Developing a Quality Assurance Plan

Table of Contents

  1. Developing a Quality Assurance Plan
  2. Skill Drill: Setting up your Workspace
  3. The Elements of Geospatial Data Quality
  4. Creating a quality assurance checklist
  5. Implementing your Quality Assurance Plan
  6. Implementing Quality Control with Tabular Data
  7. Skill Drill: Implementing Quality Control with Tabular Data

The Elements of Geospatial Data Quality

According to the ISO 19157:2013 Geographic Information Data Quality standards, there are six primary elements of geospatial data quality:

  • Completeness
  • Thematic Accuracy
  • Logical Consistency
  • Temporal quality
  • Positional accuracy
  • Usability

Completeness relates to the presence and absence of features, their attributes, and relationships. For example, street centerline data may be missing speed limits. This error can cause problems or inaccuracies when planning routes.

Thematic accuracy relates to the correctness of the classification of features and their attributes. For example, land parcels may be coded incorrectly. A commercial land parcel may be coded as residential only. This may cause delays in the granting of building permits and construction — a potentially costly mistake.
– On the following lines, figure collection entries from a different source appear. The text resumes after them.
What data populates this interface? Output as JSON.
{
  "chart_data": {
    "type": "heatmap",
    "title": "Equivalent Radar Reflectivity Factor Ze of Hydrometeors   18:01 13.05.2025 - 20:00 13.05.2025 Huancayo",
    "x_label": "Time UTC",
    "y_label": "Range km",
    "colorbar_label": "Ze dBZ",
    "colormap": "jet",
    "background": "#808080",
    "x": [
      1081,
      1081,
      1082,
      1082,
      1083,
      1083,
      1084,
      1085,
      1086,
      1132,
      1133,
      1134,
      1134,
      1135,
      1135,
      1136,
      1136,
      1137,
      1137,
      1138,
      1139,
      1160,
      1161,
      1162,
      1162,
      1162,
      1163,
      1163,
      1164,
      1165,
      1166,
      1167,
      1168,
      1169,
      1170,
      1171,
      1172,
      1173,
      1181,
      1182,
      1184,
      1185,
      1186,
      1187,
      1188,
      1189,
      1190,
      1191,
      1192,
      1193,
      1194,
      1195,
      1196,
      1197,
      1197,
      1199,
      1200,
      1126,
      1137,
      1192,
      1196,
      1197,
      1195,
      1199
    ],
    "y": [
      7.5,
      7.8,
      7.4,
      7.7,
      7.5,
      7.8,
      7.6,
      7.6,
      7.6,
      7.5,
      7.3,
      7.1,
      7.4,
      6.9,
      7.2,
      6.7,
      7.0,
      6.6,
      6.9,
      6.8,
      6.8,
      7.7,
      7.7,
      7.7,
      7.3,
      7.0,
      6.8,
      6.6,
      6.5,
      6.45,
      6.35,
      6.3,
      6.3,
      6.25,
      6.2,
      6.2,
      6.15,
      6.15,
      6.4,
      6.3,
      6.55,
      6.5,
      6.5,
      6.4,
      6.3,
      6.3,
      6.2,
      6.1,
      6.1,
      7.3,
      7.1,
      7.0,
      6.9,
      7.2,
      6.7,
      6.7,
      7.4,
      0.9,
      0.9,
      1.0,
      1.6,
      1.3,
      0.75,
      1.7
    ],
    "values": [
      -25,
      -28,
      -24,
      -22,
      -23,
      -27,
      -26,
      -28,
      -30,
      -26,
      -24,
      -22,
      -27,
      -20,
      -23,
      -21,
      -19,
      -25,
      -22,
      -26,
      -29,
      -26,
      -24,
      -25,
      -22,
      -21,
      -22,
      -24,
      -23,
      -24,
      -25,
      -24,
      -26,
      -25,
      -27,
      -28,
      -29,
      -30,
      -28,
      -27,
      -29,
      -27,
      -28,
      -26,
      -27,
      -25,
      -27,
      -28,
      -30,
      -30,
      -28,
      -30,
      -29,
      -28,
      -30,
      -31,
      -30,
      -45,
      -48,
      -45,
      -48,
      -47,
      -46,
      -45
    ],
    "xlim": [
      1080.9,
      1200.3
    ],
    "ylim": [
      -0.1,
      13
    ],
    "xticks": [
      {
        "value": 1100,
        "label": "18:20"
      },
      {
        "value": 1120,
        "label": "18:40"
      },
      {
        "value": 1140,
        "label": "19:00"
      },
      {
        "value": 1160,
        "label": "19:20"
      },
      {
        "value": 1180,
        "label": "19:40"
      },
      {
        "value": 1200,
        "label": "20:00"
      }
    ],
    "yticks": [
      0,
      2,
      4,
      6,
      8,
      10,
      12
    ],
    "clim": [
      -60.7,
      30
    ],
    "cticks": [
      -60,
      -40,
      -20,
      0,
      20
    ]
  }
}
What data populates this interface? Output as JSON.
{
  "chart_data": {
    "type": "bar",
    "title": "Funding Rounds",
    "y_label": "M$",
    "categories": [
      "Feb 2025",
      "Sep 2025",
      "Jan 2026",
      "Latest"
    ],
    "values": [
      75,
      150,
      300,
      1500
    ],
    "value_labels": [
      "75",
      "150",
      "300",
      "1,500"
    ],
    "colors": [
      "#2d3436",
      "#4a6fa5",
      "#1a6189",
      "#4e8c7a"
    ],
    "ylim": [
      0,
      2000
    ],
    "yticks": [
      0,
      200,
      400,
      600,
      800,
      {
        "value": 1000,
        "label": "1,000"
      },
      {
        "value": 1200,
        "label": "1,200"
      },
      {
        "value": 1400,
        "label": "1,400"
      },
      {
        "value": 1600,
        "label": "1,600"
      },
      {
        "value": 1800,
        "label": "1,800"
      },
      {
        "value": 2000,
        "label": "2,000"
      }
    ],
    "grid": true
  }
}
Logical consistency relates to the adherence to the logical rules of data structure, attribution, and relationships. For example, one GIS technician may digitize existing roadways as linear features while another GIS technician digitizes roads as polygon features. This would cause problems when trying to merge datasets or connect routes.

Temporal quality relates to the time the data was collected or created and how that impacts present-day use of that information. For example, an out-of-date aeronautical chart may show a permanently closed runway as available for landing. The results could be disastrous.

Positional accuracy relates to the correctness of the location of features within a spatial reference system. For example, inaccurate or incorrectly defined geographic coordinates for fire hydrants may cause problems for emergency responders.

Usability relates to the data adhering to the user requirements for its intended use. For example, a project requiring detailed coastal data (large-scale) would not be able to use coastal data generalized for global visualization (small-scale).


This tutorial focuses on developing a quality assurance plan for the acquisition of data. In this scenario, you are working as a GIS manager who oversees two GIS technicians. You have just begun a new project related to the recent files near Santa Rosa, California, and are in the process of collecting any and all relevant data for your study area (Santa Rosa and the surrounding region). You have assigned Technician A the duty of collecting as many related datasets as possible. Technician B is in charge of reviewing the data collected for quality assurance and quality control.

At this time, you are not sure what type of datasets or how many Technician A will collect related to your study area. Technician B needs guidance on what to look for as it relates to quality assurance and quality control. Your job is to come up with a series of standardized questions that Technician B can use as a checklist and quality assurance documentation for each dataset.